Но истинно говорится, что пути человеческие неисповедимы. Горбяков не вернулся в университет ни через три года, ни через пять лет. Рядом в Парабели жил старый рыбак Федот Федотович Безматерных, бывший сахалинский каторжанин. Была у него дочка Феклуша. Толком никто не знал, своя ли она у Федота или приемная. Знали другое: первый свет в окне для Безматерных — дочка. Лучший кусок, самый нарядный лоскут — все отдавал Федот Феклуше.
Чтоб не голодать, многие ссыльные нанимались на купеческие невода в период осеннего промысла. Тут-то Федор Терентьевич и увидел Феклушу. Увидел, да и полюбил.

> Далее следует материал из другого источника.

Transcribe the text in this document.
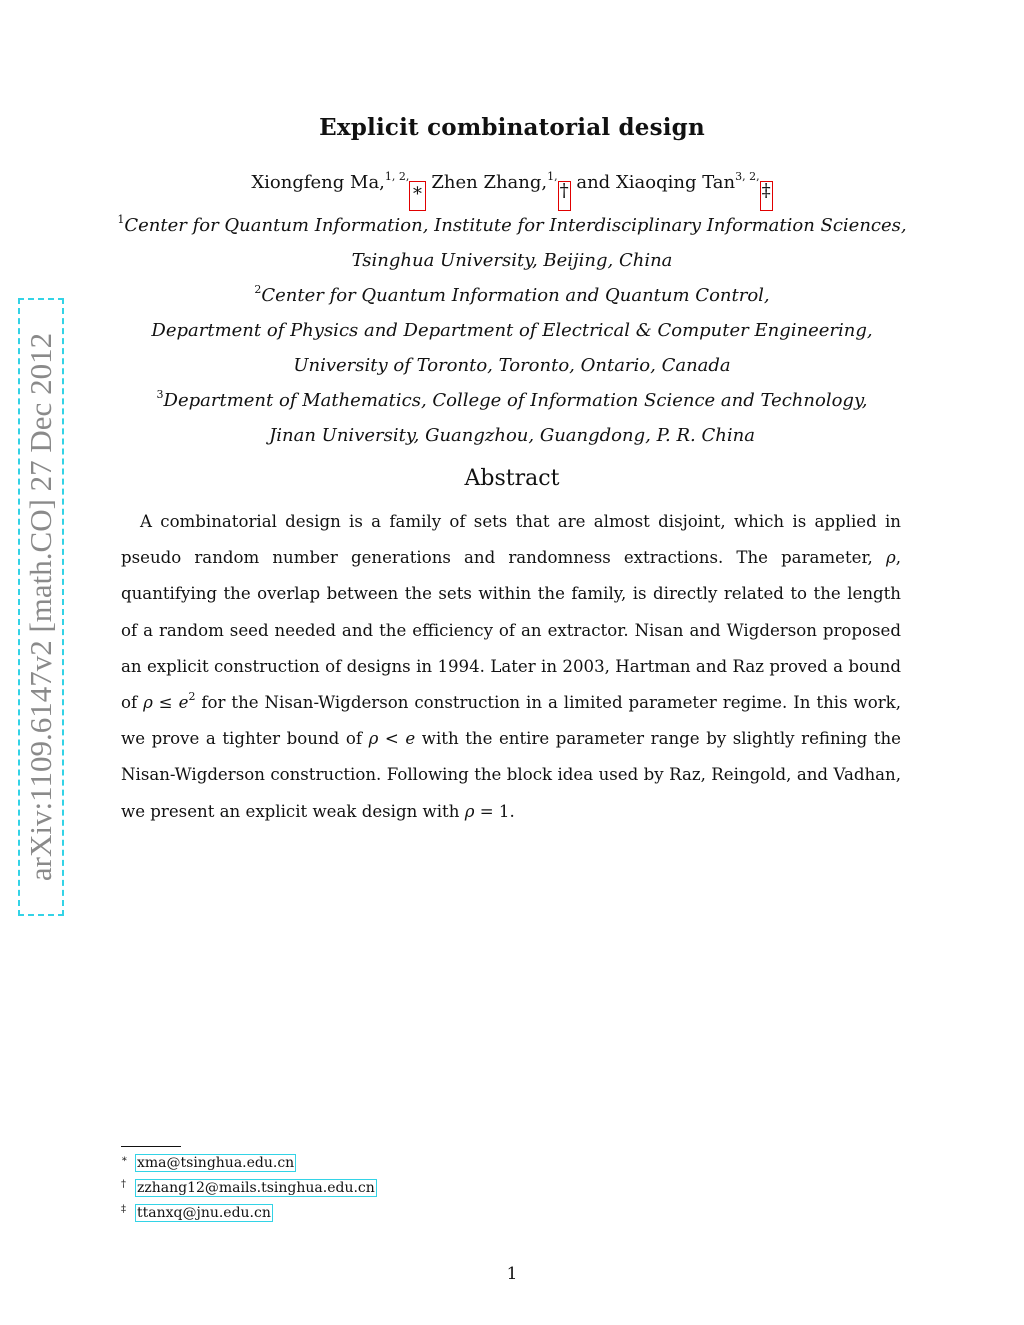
Explicit combinatorial design
Xiongfeng Ma,$^{1, 2,}$∗ Zhen Zhang,$^{1,}$† and Xiaoqing Tan$^{3, 2,}$‡
$^1$Center for Quantum Information, Institute for Interdisciplinary Information Sciences,
Tsinghua University, Beijing, China
$^2$Center for Quantum Information and Quantum Control,
Department of Physics and Department of Electrical & Computer Engineering,
University of Toronto, Toronto, Ontario, Canada
$^3$Department of Mathematics, College of Information Science and Technology,
Jinan University, Guangzhou, Guangdong, P. R. China
Abstract
A combinatorial design is a family of sets that are almost disjoint, which is applied in pseudo random number generations and randomness extractions. The parameter, ρ, quantifying the overlap between the sets within the family, is directly related to the length of a random seed needed and the efficiency of an extractor. Nisan and Wigderson proposed an explicit construction of designs in 1994. Later in 2003, Hartman and Raz proved a bound of $\rho \le e^2$ for the Nisan-Wigderson construction in a limited parameter regime. In this work, we prove a tighter bound of ρ < e with the entire parameter range by slightly refining the Nisan-Wigderson construction. Following the block idea used by Raz, Reingold, and Vadhan, we present an explicit weak design with ρ = 1.
arXiv:1109.6147v2 [math.CO] 27 Dec 2012
∗ xma@tsinghua.edu.cn
† zzhang12@mails.tsinghua.edu.cn
‡ ttanxq@jnu.edu.cn
1
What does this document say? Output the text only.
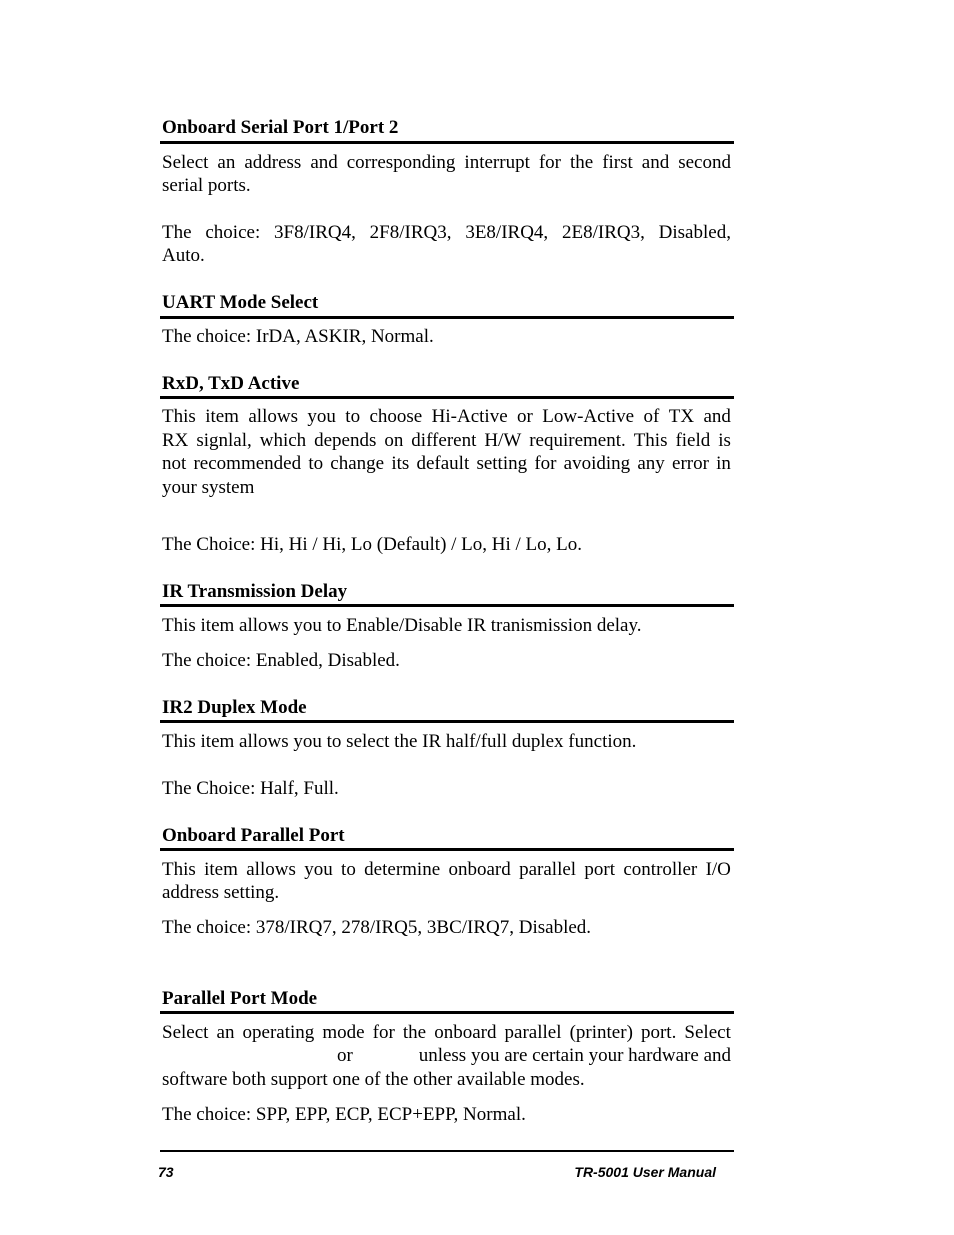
Onboard Serial Port 1/Port 2
Select an address and corresponding interrupt for the first and second
serial ports.
The choice: 3F8/IRQ4, 2F8/IRQ3, 3E8/IRQ4, 2E8/IRQ3, Disabled,
Auto.
UART Mode Select
The choice: IrDA, ASKIR, Normal.
RxD, TxD Active
This item allows you to choose Hi-Active or Low-Active of TX and
RX signlal, which depends on different H/W requirement. This field is
not recommended to change its default setting for avoiding any error in
your system
The Choice: Hi, Hi / Hi, Lo (Default) / Lo, Hi / Lo, Lo.
IR Transmission Delay
This item allows you to Enable/Disable IR tranismission delay.
The choice: Enabled, Disabled.
IR2 Duplex Mode
This item allows you to select the IR half/full duplex function.
The Choice: Half, Full.
Onboard Parallel Port
This item allows you to determine onboard parallel port controller I/O
address setting.
The choice: 378/IRQ7, 278/IRQ5, 3BC/IRQ7, Disabled.
Parallel Port Mode
Select an operating mode for the onboard parallel (printer) port. Select
or	unless you are certain your hardware and
software both support one of the other available modes.
The choice: SPP, EPP, ECP, ECP+EPP, Normal.
73	TR-5001 User Manual
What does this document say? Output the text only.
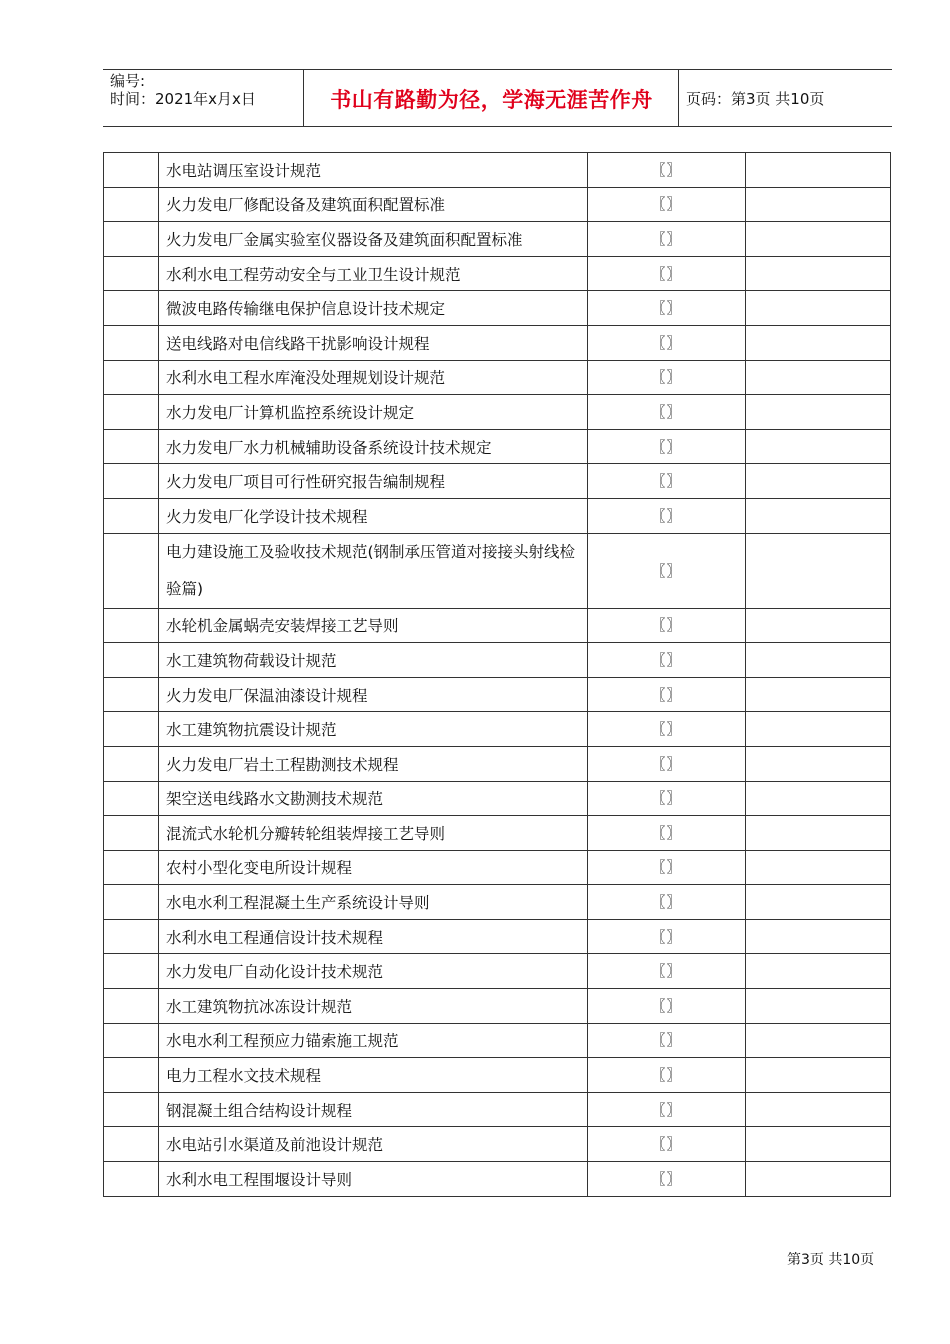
编号:
时间：2021年x月x日	书山有路勤为径，学海无涯苦作舟	页码：第3页 共10页
	水电站调压室设计规范	〖〗	
	火力发电厂修配设备及建筑面积配置标准	〖〗	
	火力发电厂金属实验室仪器设备及建筑面积配置标准	〖〗	
	水利水电工程劳动安全与工业卫生设计规范	〖〗	
	微波电路传输继电保护信息设计技术规定	〖〗	
	送电线路对电信线路干扰影响设计规程	〖〗	
	水利水电工程水库淹没处理规划设计规范	〖〗	
	水力发电厂计算机监控系统设计规定	〖〗	
	水力发电厂水力机械辅助设备系统设计技术规定	〖〗	
	火力发电厂项目可行性研究报告编制规程	〖〗	
	火力发电厂化学设计技术规程	〖〗	
	电力建设施工及验收技术规范(钢制承压管道对接接头射线检验篇)	〖〗	
	水轮机金属蜗壳安装焊接工艺导则	〖〗	
	水工建筑物荷载设计规范	〖〗	
	火力发电厂保温油漆设计规程	〖〗	
	水工建筑物抗震设计规范	〖〗	
	火力发电厂岩土工程勘测技术规程	〖〗	
	架空送电线路水文勘测技术规范	〖〗	
	混流式水轮机分瓣转轮组装焊接工艺导则	〖〗	
	农村小型化变电所设计规程	〖〗	
	水电水利工程混凝土生产系统设计导则	〖〗	
	水利水电工程通信设计技术规程	〖〗	
	水力发电厂自动化设计技术规范	〖〗	
	水工建筑物抗冰冻设计规范	〖〗	
	水电水利工程预应力锚索施工规范	〖〗	
	电力工程水文技术规程	〖〗	
	钢混凝土组合结构设计规程	〖〗	
	水电站引水渠道及前池设计规范	〖〗	
	水利水电工程围堰设计导则	〖〗	
第3页 共10页
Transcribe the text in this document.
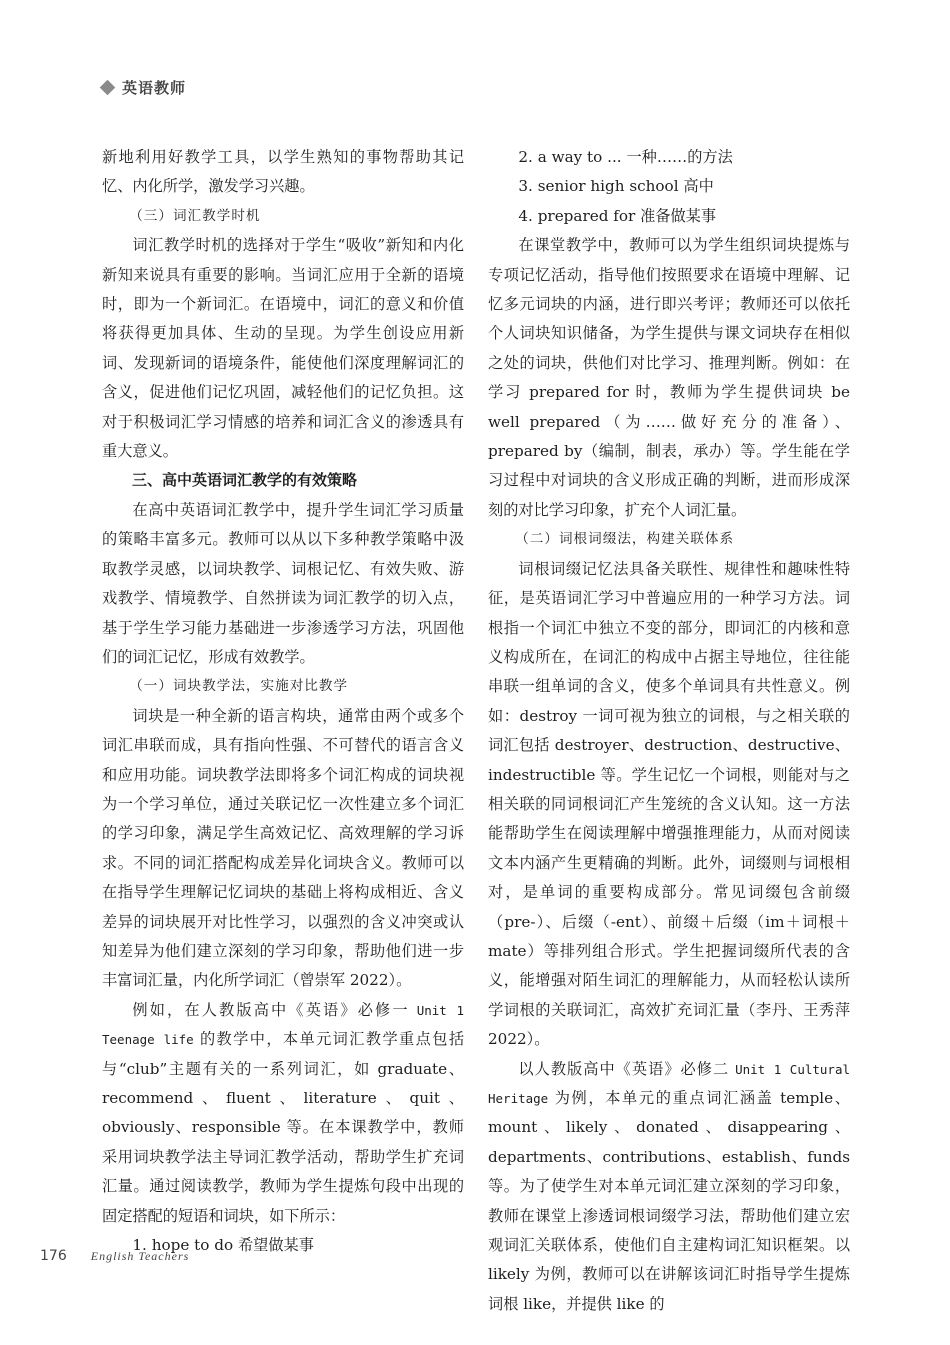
英语教师

新地利用好教学工具，以学生熟知的事物帮助其记忆、内化所学，激发学习兴趣。

（三）词汇教学时机

词汇教学时机的选择对于学生“吸收”新知和内化新知来说具有重要的影响。当词汇应用于全新的语境时，即为一个新词汇。在语境中，词汇的意义和价值将获得更加具体、生动的呈现。为学生创设应用新词、发现新词的语境条件，能使他们深度理解词汇的含义，促进他们记忆巩固，减轻他们的记忆负担。这对于积极词汇学习情感的培养和词汇含义的渗透具有重大意义。

三、高中英语词汇教学的有效策略

在高中英语词汇教学中，提升学生词汇学习质量的策略丰富多元。教师可以从以下多种教学策略中汲取教学灵感，以词块教学、词根记忆、有效失败、游戏教学、情境教学、自然拼读为词汇教学的切入点，基于学生学习能力基础进一步渗透学习方法，巩固他们的词汇记忆，形成有效教学。

（一）词块教学法，实施对比教学

词块是一种全新的语言构块，通常由两个或多个词汇串联而成，具有指向性强、不可替代的语言含义和应用功能。词块教学法即将多个词汇构成的词块视为一个学习单位，通过关联记忆一次性建立多个词汇的学习印象，满足学生高效记忆、高效理解的学习诉求。不同的词汇搭配构成差异化词块含义。教师可以在指导学生理解记忆词块的基础上将构成相近、含义差异的词块展开对比性学习，以强烈的含义冲突或认知差异为他们建立深刻的学习印象，帮助他们进一步丰富词汇量，内化所学词汇（曾崇军 2022）。

例如，在人教版高中《英语》必修一 Unit 1 Teenage life 的教学中，本单元词汇教学重点包括与“club”主题有关的一系列词汇，如 graduate、recommend、fluent、literature、quit、obviously、responsible 等。在本课教学中，教师采用词块教学法主导词汇教学活动，帮助学生扩充词汇量。通过阅读教学，教师为学生提炼句段中出现的固定搭配的短语和词块，如下所示：

1. hope to do 希望做某事

2. a way to ... 一种……的方法

3. senior high school 高中

4. prepared for 准备做某事

在课堂教学中，教师可以为学生组织词块提炼与专项记忆活动，指导他们按照要求在语境中理解、记忆多元词块的内涵，进行即兴考评；教师还可以依托个人词块知识储备，为学生提供与课文词块存在相似之处的词块，供他们对比学习、推理判断。例如：在学习 prepared for 时，教师为学生提供词块 be well prepared（为……做好充分的准备）、prepared by（编制，制表，承办）等。学生能在学习过程中对词块的含义形成正确的判断，进而形成深刻的对比学习印象，扩充个人词汇量。

（二）词根词缀法，构建关联体系

词根词缀记忆法具备关联性、规律性和趣味性特征，是英语词汇学习中普遍应用的一种学习方法。词根指一个词汇中独立不变的部分，即词汇的内核和意义构成所在，在词汇的构成中占据主导地位，往往能串联一组单词的含义，使多个单词具有共性意义。例如：destroy 一词可视为独立的词根，与之相关联的词汇包括 destroyer、destruction、destructive、indestructible 等。学生记忆一个词根，则能对与之相关联的同词根词汇产生笼统的含义认知。这一方法能帮助学生在阅读理解中增强推理能力，从而对阅读文本内涵产生更精确的判断。此外，词缀则与词根相对，是单词的重要构成部分。常见词缀包含前缀（pre-）、后缀（-ent）、前缀＋后缀（im＋词根＋mate）等排列组合形式。学生把握词缀所代表的含义，能增强对陌生词汇的理解能力，从而轻松认读所学词根的关联词汇，高效扩充词汇量（李丹、王秀萍 2022）。

以人教版高中《英语》必修二 Unit 1 Cultural Heritage 为例，本单元的重点词汇涵盖 temple、mount、likely、donated、disappearing、departments、contributions、establish、funds 等。为了使学生对本单元词汇建立深刻的学习印象，教师在课堂上渗透词根词缀学习法，帮助他们建立宏观词汇关联体系，使他们自主建构词汇知识框架。以 likely 为例，教师可以在讲解该词汇时指导学生提炼词根 like，并提供 like 的

176 English Teachers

Через полгода Горбяков женился на Феклуше, переехал в дом тестя, стоявший на отшибе от села. Когда срок ссылки кончился, Горбяков отправился в Томск. Здесь он сдал экзамен на фельдшера и со свидетельством на руках вернулся снова в Парабель. Ссылка «неугодного элемента» в нарымские пределы в те годы все расширялась. Увеличивалось и число стражников. Год от года шел приток переселенцев. Бедный люд привлекали вольные земли. Какой-то умный человек решил: нельзя же людей в таких местах оставить вовсе без медицинского призора. Так и оказался Федор Терентьевич Горбяков в должности разъездного фельдшера.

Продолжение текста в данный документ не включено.